Tres de la mañana. Parecía una hora razonable. Todo el mundo estaría durmiendo y, confiaba, no habría nadie vigilando el jardín. Seguramente, habría alguna enfermera de guardia, pero, con un poco de suerte, esa sería la persona más profundamente dormida de la casa.
Salté el seto vestido por completo de negro -era mi primera experiencia como asaltante nocturno de jardines, pero supuse que ese era el atuendo correcto-, y, arrastrándome por el suelo con todo el sigilo que pude, fui palpando hasta dar, después de un buen rato de búsqueda, con la dichosa argolla.
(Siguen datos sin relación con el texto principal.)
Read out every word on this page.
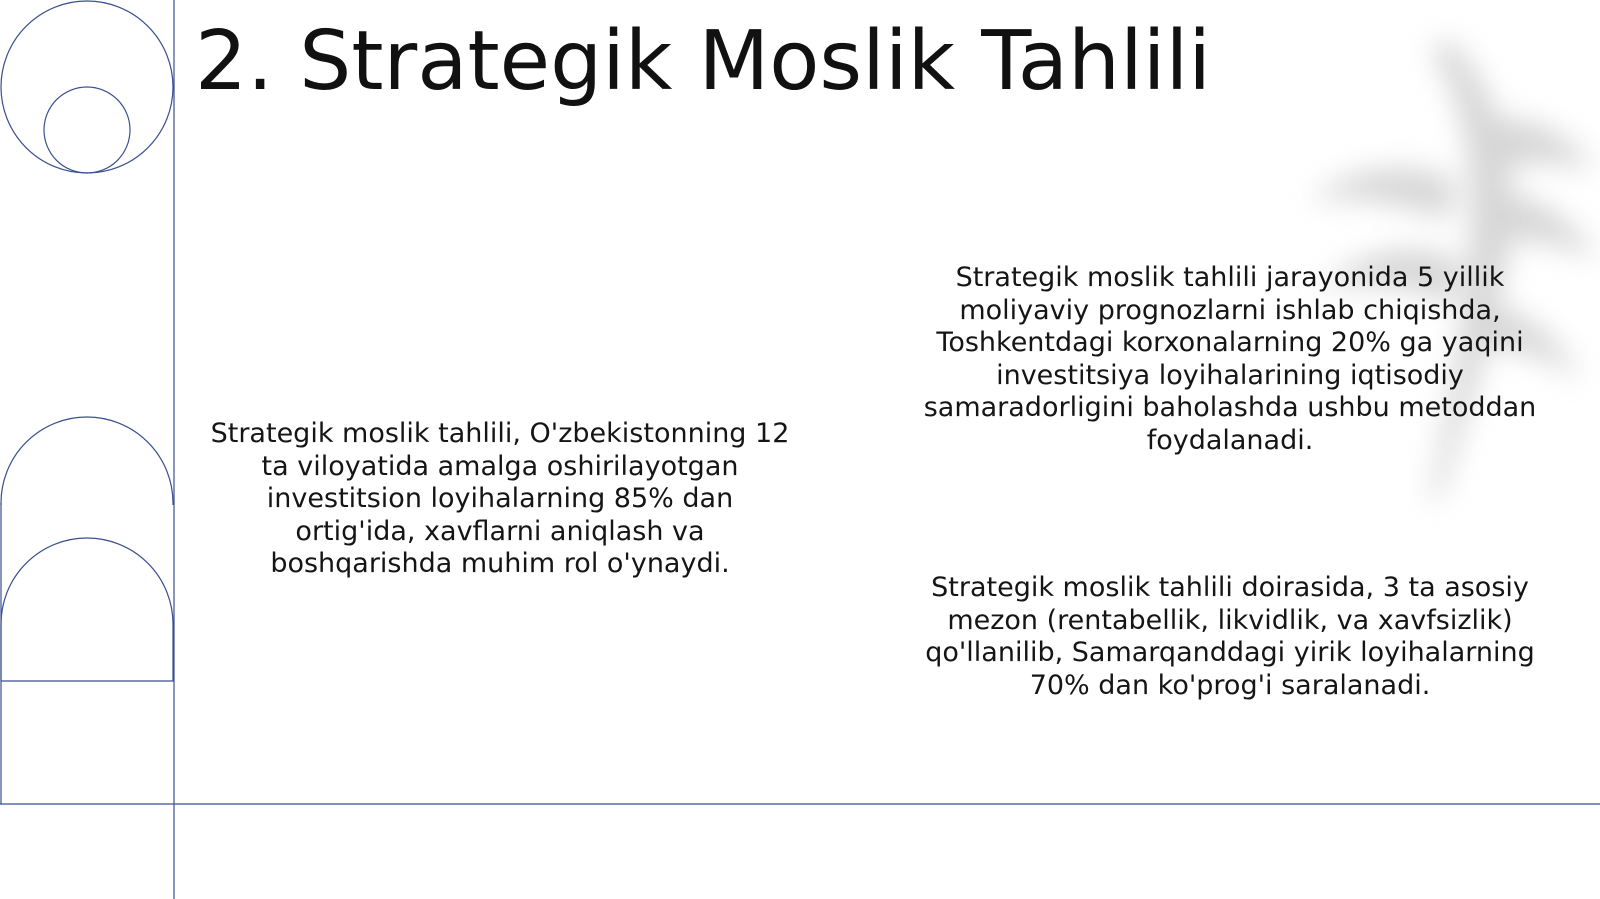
2. Strategik Moslik Tahlili

Strategik moslik tahlili, O'zbekistonning 12 ta viloyatida amalga oshirilayotgan investitsion loyihalarning 85% dan ortig'ida, xavflarni aniqlash va boshqarishda muhim rol o'ynaydi.

Strategik moslik tahlili jarayonida 5 yillik moliyaviy prognozlarni ishlab chiqishda, Toshkentdagi korxonalarning 20% ga yaqini investitsiya loyihalarining iqtisodiy samaradorligini baholashda ushbu metoddan foydalanadi.

Strategik moslik tahlili doirasida, 3 ta asosiy mezon (rentabellik, likvidlik, va xavfsizlik) qo'llanilib, Samarqanddagi yirik loyihalarning 70% dan ko'prog'i saralanadi.
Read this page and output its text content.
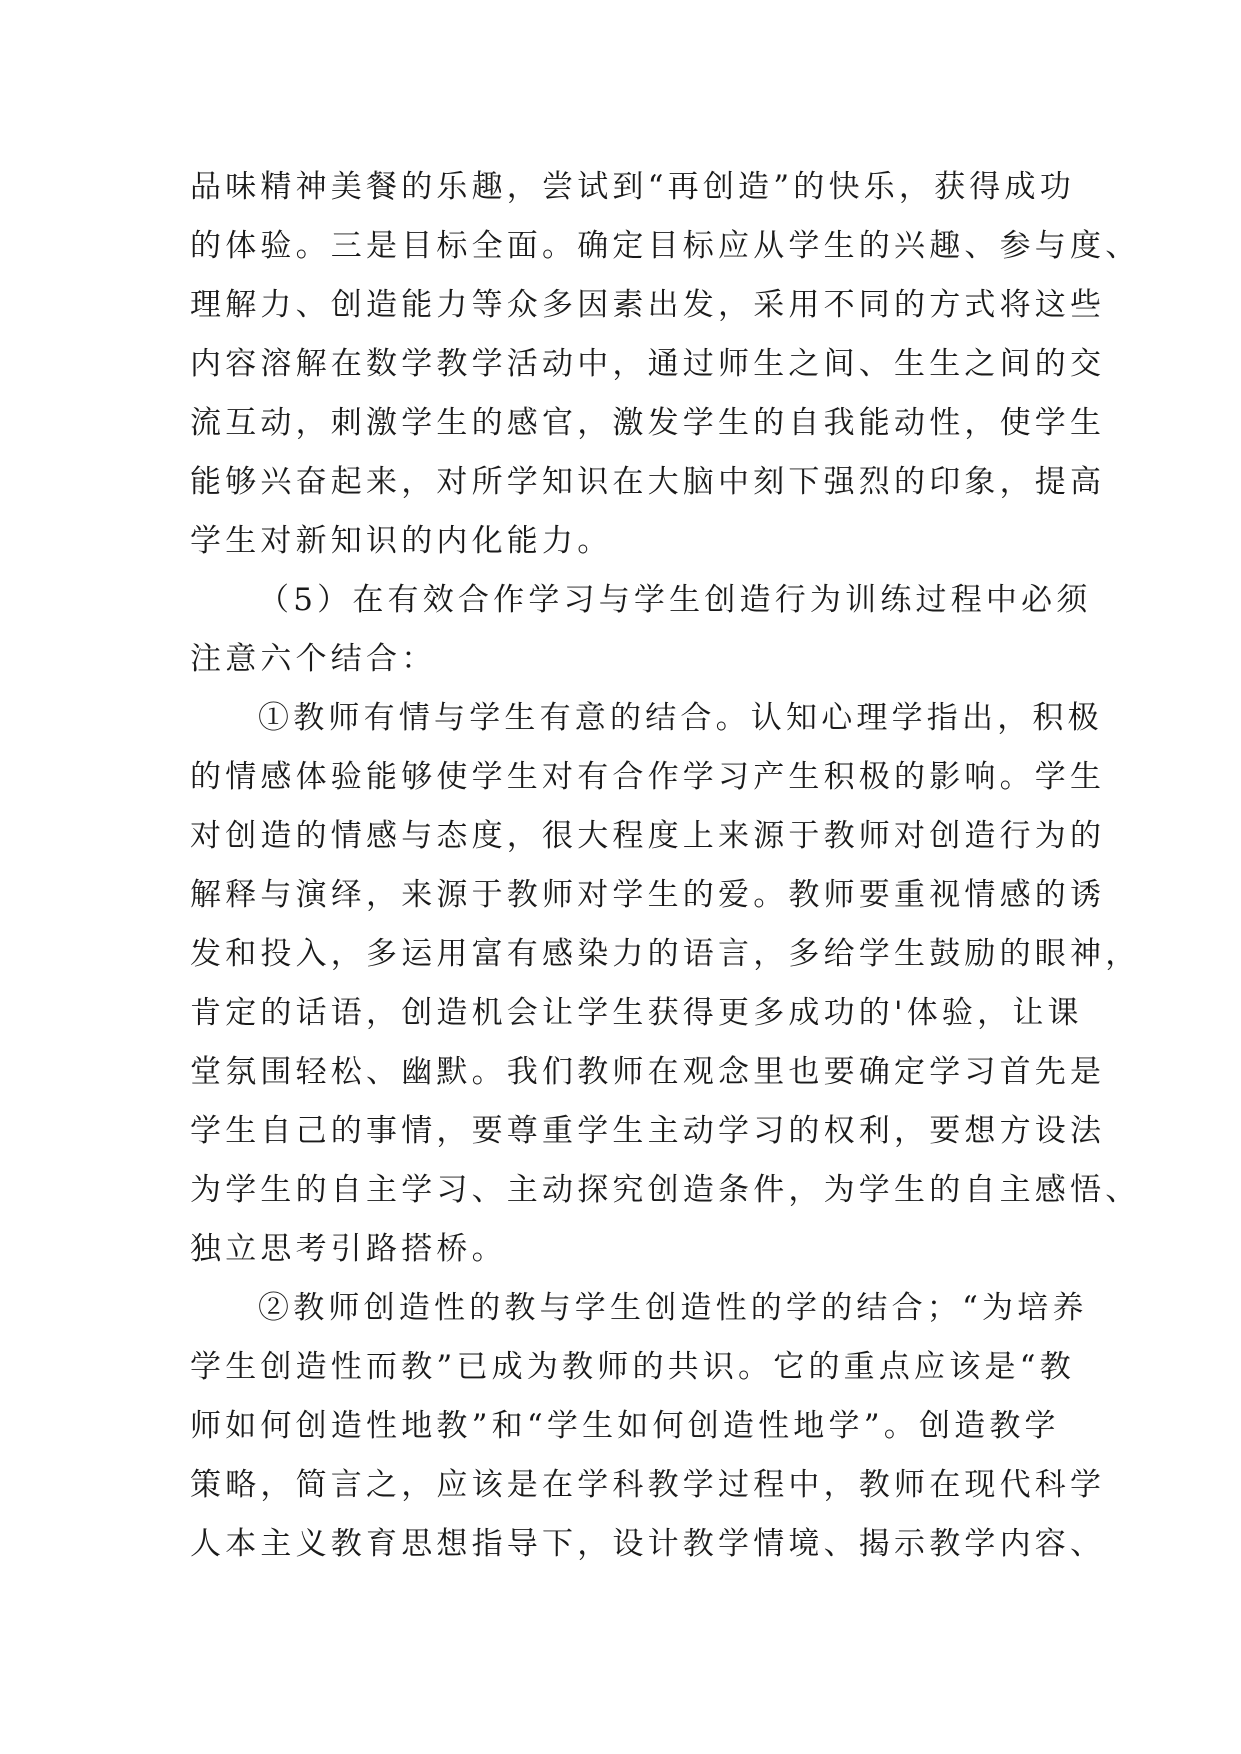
品味精神美餐的乐趣，尝试到“再创造”的快乐，获得成功
的体验。三是目标全面。确定目标应从学生的兴趣、参与度、
理解力、创造能力等众多因素出发，采用不同的方式将这些
内容溶解在数学教学活动中，通过师生之间、生生之间的交
流互动，刺激学生的感官，激发学生的自我能动性，使学生
能够兴奋起来，对所学知识在大脑中刻下强烈的印象，提高
学生对新知识的内化能力。
（5）在有效合作学习与学生创造行为训练过程中必须
注意六个结合：
①教师有情与学生有意的结合。认知心理学指出，积极
的情感体验能够使学生对有合作学习产生积极的影响。学生
对创造的情感与态度，很大程度上来源于教师对创造行为的
解释与演绎，来源于教师对学生的爱。教师要重视情感的诱
发和投入，多运用富有感染力的语言，多给学生鼓励的眼神，
肯定的话语，创造机会让学生获得更多成功的'体验，让课
堂氛围轻松、幽默。我们教师在观念里也要确定学习首先是
学生自己的事情，要尊重学生主动学习的权利，要想方设法
为学生的自主学习、主动探究创造条件，为学生的自主感悟、
独立思考引路搭桥。
②教师创造性的教与学生创造性的学的结合；“为培养
学生创造性而教”已成为教师的共识。它的重点应该是“教
师如何创造性地教”和“学生如何创造性地学”。创造教学
策略，简言之，应该是在学科教学过程中，教师在现代科学
人本主义教育思想指导下，设计教学情境、揭示教学内容、
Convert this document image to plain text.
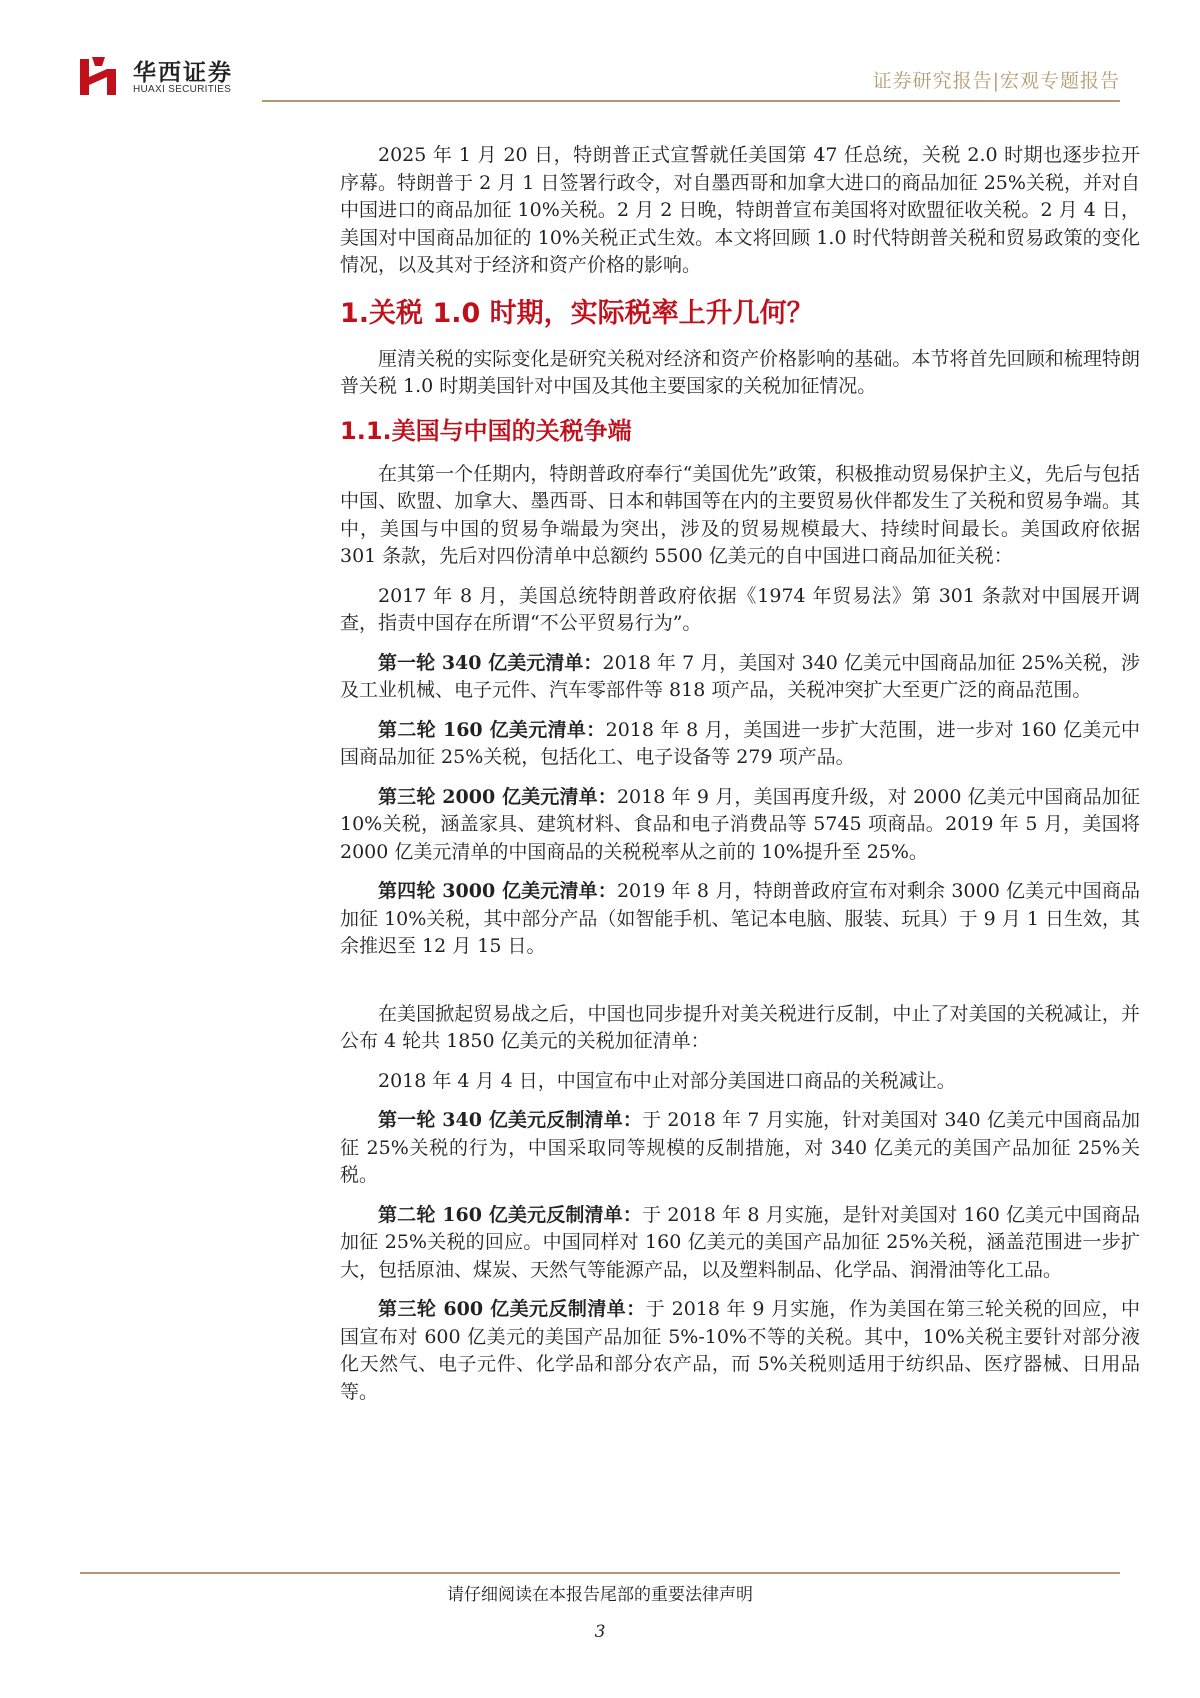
华西证券
HUAXI SECURITIES	证券研究报告|宏观专题报告

2025 年 1 月 20 日，特朗普正式宣誓就任美国第 47 任总统，关税 2.0 时期也逐步拉开序幕。特朗普于 2 月 1 日签署行政令，对自墨西哥和加拿大进口的商品加征 25%关税，并对自中国进口的商品加征 10%关税。2 月 2 日晚，特朗普宣布美国将对欧盟征收关税。2 月 4 日，美国对中国商品加征的 10%关税正式生效。本文将回顾 1.0 时代特朗普关税和贸易政策的变化情况，以及其对于经济和资产价格的影响。

1.关税 1.0 时期，实际税率上升几何？

厘清关税的实际变化是研究关税对经济和资产价格影响的基础。本节将首先回顾和梳理特朗普关税 1.0 时期美国针对中国及其他主要国家的关税加征情况。

1.1.美国与中国的关税争端

在其第一个任期内，特朗普政府奉行“美国优先”政策，积极推动贸易保护主义，先后与包括中国、欧盟、加拿大、墨西哥、日本和韩国等在内的主要贸易伙伴都发生了关税和贸易争端。其中，美国与中国的贸易争端最为突出，涉及的贸易规模最大、持续时间最长。美国政府依据 301 条款，先后对四份清单中总额约 5500 亿美元的自中国进口商品加征关税：

2017 年 8 月，美国总统特朗普政府依据《1974 年贸易法》第 301 条款对中国展开调查，指责中国存在所谓“不公平贸易行为”。

第一轮 340 亿美元清单：2018 年 7 月，美国对 340 亿美元中国商品加征 25%关税，涉及工业机械、电子元件、汽车零部件等 818 项产品，关税冲突扩大至更广泛的商品范围。

第二轮 160 亿美元清单：2018 年 8 月，美国进一步扩大范围，进一步对 160 亿美元中国商品加征 25%关税，包括化工、电子设备等 279 项产品。

第三轮 2000 亿美元清单：2018 年 9 月，美国再度升级，对 2000 亿美元中国商品加征 10%关税，涵盖家具、建筑材料、食品和电子消费品等 5745 项商品。2019 年 5 月，美国将 2000 亿美元清单的中国商品的关税税率从之前的 10%提升至 25%。

第四轮 3000 亿美元清单：2019 年 8 月，特朗普政府宣布对剩余 3000 亿美元中国商品加征 10%关税，其中部分产品（如智能手机、笔记本电脑、服装、玩具）于 9 月 1 日生效，其余推迟至 12 月 15 日。

在美国掀起贸易战之后，中国也同步提升对美关税进行反制，中止了对美国的关税减让，并公布 4 轮共 1850 亿美元的关税加征清单：

2018 年 4 月 4 日，中国宣布中止对部分美国进口商品的关税减让。

第一轮 340 亿美元反制清单：于 2018 年 7 月实施，针对美国对 340 亿美元中国商品加征 25%关税的行为，中国采取同等规模的反制措施，对 340 亿美元的美国产品加征 25%关税。

第二轮 160 亿美元反制清单：于 2018 年 8 月实施，是针对美国对 160 亿美元中国商品加征 25%关税的回应。中国同样对 160 亿美元的美国产品加征 25%关税，涵盖范围进一步扩大，包括原油、煤炭、天然气等能源产品，以及塑料制品、化学品、润滑油等化工品。

第三轮 600 亿美元反制清单：于 2018 年 9 月实施，作为美国在第三轮关税的回应，中国宣布对 600 亿美元的美国产品加征 5%-10%不等的关税。其中，10%关税主要针对部分液化天然气、电子元件、化学品和部分农产品，而 5%关税则适用于纺织品、医疗器械、日用品等。

请仔细阅读在本报告尾部的重要法律声明
3
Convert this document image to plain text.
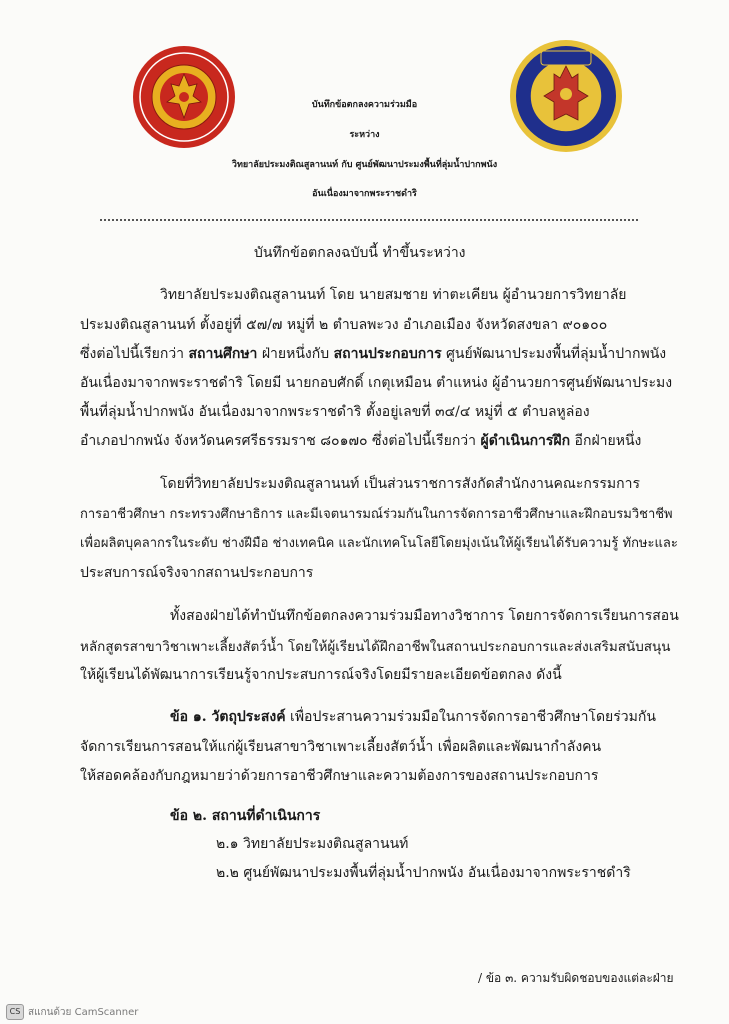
บันทึกข้อตกลงความร่วมมือ
ระหว่าง
วิทยาลัยประมงติณสูลานนท์ กับ ศูนย์พัฒนาประมงพื้นที่ลุ่มน้ำปากพนัง
อันเนื่องมาจากพระราชดำริ
บันทึกข้อตกลงฉบับนี้ ทำขึ้นระหว่าง
วิทยาลัยประมงติณสูลานนท์ โดย นายสมชาย ท่าตะเคียน ผู้อำนวยการวิทยาลัย
ประมงติณสูลานนท์ ตั้งอยู่ที่ ๕๗/๗ หมู่ที่ ๒ ตำบลพะวง อำเภอเมือง จังหวัดสงขลา ๙๐๑๐๐
ซึ่งต่อไปนี้เรียกว่า สถานศึกษา ฝ่ายหนึ่งกับ สถานประกอบการ ศูนย์พัฒนาประมงพื้นที่ลุ่มน้ำปากพนัง
อันเนื่องมาจากพระราชดำริ โดยมี นายกอบศักดิ์ เกตุเหมือน ตำแหน่ง ผู้อำนวยการศูนย์พัฒนาประมง
พื้นที่ลุ่มน้ำปากพนัง อันเนื่องมาจากพระราชดำริ ตั้งอยู่เลขที่ ๓๔/๔ หมู่ที่ ๕ ตำบลหูล่อง
อำเภอปากพนัง จังหวัดนครศรีธรรมราช ๘๐๑๗๐ ซึ่งต่อไปนี้เรียกว่า ผู้ดำเนินการฝึก อีกฝ่ายหนึ่ง
โดยที่วิทยาลัยประมงติณสูลานนท์ เป็นส่วนราชการสังกัดสำนักงานคณะกรรมการ
การอาชีวศึกษา กระทรวงศึกษาธิการ และมีเจตนารมณ์ร่วมกันในการจัดการอาชีวศึกษาและฝึกอบรมวิชาชีพ
เพื่อผลิตบุคลากรในระดับ ช่างฝีมือ ช่างเทคนิค และนักเทคโนโลยีโดยมุ่งเน้นให้ผู้เรียนได้รับความรู้ ทักษะและ
ประสบการณ์จริงจากสถานประกอบการ
ทั้งสองฝ่ายได้ทำบันทึกข้อตกลงความร่วมมือทางวิชาการ โดยการจัดการเรียนการสอน
หลักสูตรสาขาวิชาเพาะเลี้ยงสัตว์น้ำ โดยให้ผู้เรียนได้ฝึกอาชีพในสถานประกอบการและส่งเสริมสนับสนุน
ให้ผู้เรียนได้พัฒนาการเรียนรู้จากประสบการณ์จริงโดยมีรายละเอียดข้อตกลง ดังนี้
ข้อ ๑. วัตถุประสงค์ เพื่อประสานความร่วมมือในการจัดการอาชีวศึกษาโดยร่วมกัน
จัดการเรียนการสอนให้แก่ผู้เรียนสาขาวิชาเพาะเลี้ยงสัตว์น้ำ เพื่อผลิตและพัฒนากำลังคน
ให้สอดคล้องกับกฎหมายว่าด้วยการอาชีวศึกษาและความต้องการของสถานประกอบการ
ข้อ ๒. สถานที่ดำเนินการ
๒.๑ วิทยาลัยประมงติณสูลานนท์
๒.๒ ศูนย์พัฒนาประมงพื้นที่ลุ่มน้ำปากพนัง อันเนื่องมาจากพระราชดำริ
/ ข้อ ๓. ความรับผิดชอบของแต่ละฝ่าย
CS สแกนด้วย CamScanner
En efecto, todo el perímetro de la tranpilla estaba recubierto de cemento. Yo había me había agenciado un martillo y un cincel en una tienda local, pero ignoraba si tendría la fuerza y pericia suficientes para levantar aquello en unas horas, máxime cuando tenía que evitar hacer mucho ruido.
Me bastaron unos minutos para percatarme de que la respuesta era "no". Trabajé hasta casi el amanecer, pero apenas logré arracar una parte del cemento.
Tomé la única solución que cabía: me metí los restos de mi trabajo en el bolsillo y me fui. Habría que volver tan pronto como tuviera ocasión para continuar la ardua tarea.
Y así una noche, otra y otra más...Picando despacito, con la única motivación de la lejana esperanza de que, debajo de aquella trampilla, hubiera un tesoro en forma de relato.
Hasta que, por fin, una noche ya no quedaba más cemento que aprisionara la trampilla. Sudoroso -y no por el esfuerzo-, con las manos temblorosas, tomé la argolla y tire. La trampilla se levantó con el cruir quejunbroso del que lleva décadas sin trabajar. Un perro ladró en un algún sitio, según la costumbre ancestral de esos animales. ¿Habría despertado a alguien?
Daba igual: allí estaba la ansiada carpeta. Como un niño que roba una golosina, salí huyendo a toda prisa de aquel jardín para volver nunca más.